Il film sembra dipingere perfettamente l’idea di teatro pirandelliano e di umorismo, come se nel voler raccontare l’autore siciliano non si volesse puntare su una narrazione biografica dei fatti, e nemmeno su un unire poetica ed eventi personali (come si fa ad esempio ne Il giovane favoloso). Invece, con La stranezza si è scelta l’immediatezza della parola, il fascino del sipario, la complicità degli attori e degli autori per mostrare come Luigi Pirandello non sia un semplice autore, ma a lui corrisponda soprattutto tutto ciò che ha creato.
La stranezza è Sei personaggi in cerca d’autore
La conclusione del film sembra a un certo punto non arrivare mai: in preda a una funzionale suspense ci chiediamo esattamente dove si andrà a parare. La rivelazione finale è un po’ aspettata, ma resa bene grazie all’interpretazione di Toni Servillo. Dulcis in fundo, un magistrale Luigi Lo Cascio ci porta dentro al dramma capolavoro di Luigi Pirandello: Sei personaggi in cerca d’autore. Ecco perché si parlava di portare teatro nei cinema, poiché sono più i momenti di prove, di finzione, che i “dialoghi veri” in questo film.
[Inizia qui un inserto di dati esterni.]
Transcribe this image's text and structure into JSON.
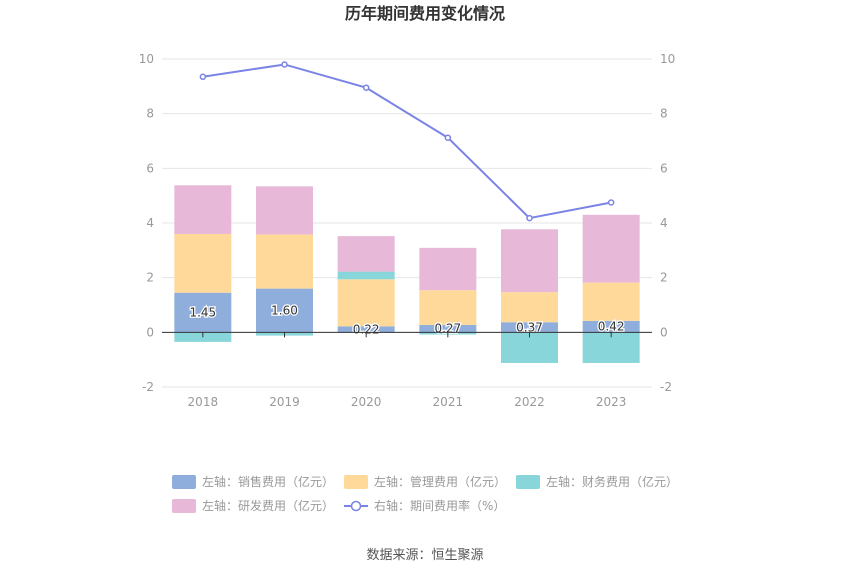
{
  "chart_data": {
    "type": "bar",
    "title": "历年期间费用变化情况",
    "categories": [
      "2018",
      "2019",
      "2020",
      "2021",
      "2022",
      "2023"
    ],
    "ylim_left": [
      -2,
      10
    ],
    "ylim_right": [
      -2,
      10
    ],
    "y_ticks": [
      "-2",
      "0",
      "2",
      "4",
      "6",
      "8",
      "10"
    ],
    "stacked": true,
    "grid": true,
    "legend_position": "bottom",
    "series": [
      {
        "name": "左轴：销售费用（亿元）",
        "axis": "left",
        "type": "bar",
        "color": "#8faedc",
        "values": [
          1.45,
          1.6,
          0.22,
          0.27,
          0.37,
          0.42
        ],
        "labels": [
          "1.45",
          "1.60",
          "0.22",
          "0.27",
          "0.37",
          "0.42"
        ]
      },
      {
        "name": "左轴：管理费用（亿元）",
        "axis": "left",
        "type": "bar",
        "color": "#ffd99a",
        "values": [
          2.15,
          1.98,
          1.72,
          1.27,
          1.1,
          1.4
        ]
      },
      {
        "name": "左轴：财务费用（亿元）",
        "axis": "left",
        "type": "bar",
        "color": "#88d6da",
        "values": [
          -0.35,
          -0.12,
          0.28,
          -0.08,
          -1.12,
          -1.12
        ]
      },
      {
        "name": "左轴：研发费用（亿元）",
        "axis": "left",
        "type": "bar",
        "color": "#e8b8d8",
        "values": [
          1.78,
          1.76,
          1.3,
          1.55,
          2.3,
          2.48
        ]
      },
      {
        "name": "右轴：期间费用率（%）",
        "axis": "right",
        "type": "line",
        "color": "#7a84e6",
        "values": [
          9.35,
          9.8,
          8.95,
          7.12,
          4.18,
          4.75
        ]
      }
    ]
  },
  "footer": {
    "source": "数据来源：恒生聚源"
  }
}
Eppure La stranezza ci insegna che sono veri anche e soprattutto i dialoghi del teatro. Storicamente accurata la reazione del pubblico alla commedia di Pirandello (davvero alla prima di Sei personaggi in cerca d’autore a Roma, come si vede nel film, ci fu un contrasto tra sostenitori e detrattori dell’autore), ancora più vera è l’idea centrale secondo cui anche e soprattutto la realtà corrisponde al pensiero di Pirandello.
Ogni fantasma, ogni creatura d’arte, per essere, deve avere il suo dramma, cioè un dramma di cui esso sia personaggio e per cui è personaggio. Il dramma è la ragion d’essere del personaggio; è la sua funzione vitale: necessaria per esistere.
(Prefazione di Luigi Pirandello al dramma Sei personaggi in cerca d’autore)
Sostanzialmente, tutto funziona in La stranezza: lo scopo, la resa, le interpretazioni, le suggestioni. E se pure qualcuno non ferratissimo su questo Premio Nobel avesse difficoltà a comprendere le citazioni di qualche scena, il film funziona ugualmente come invito alla lettura o misterioso sipario aperto che rappresenta le nostre maschere e i drammi che danno senso alla nostra esistenza.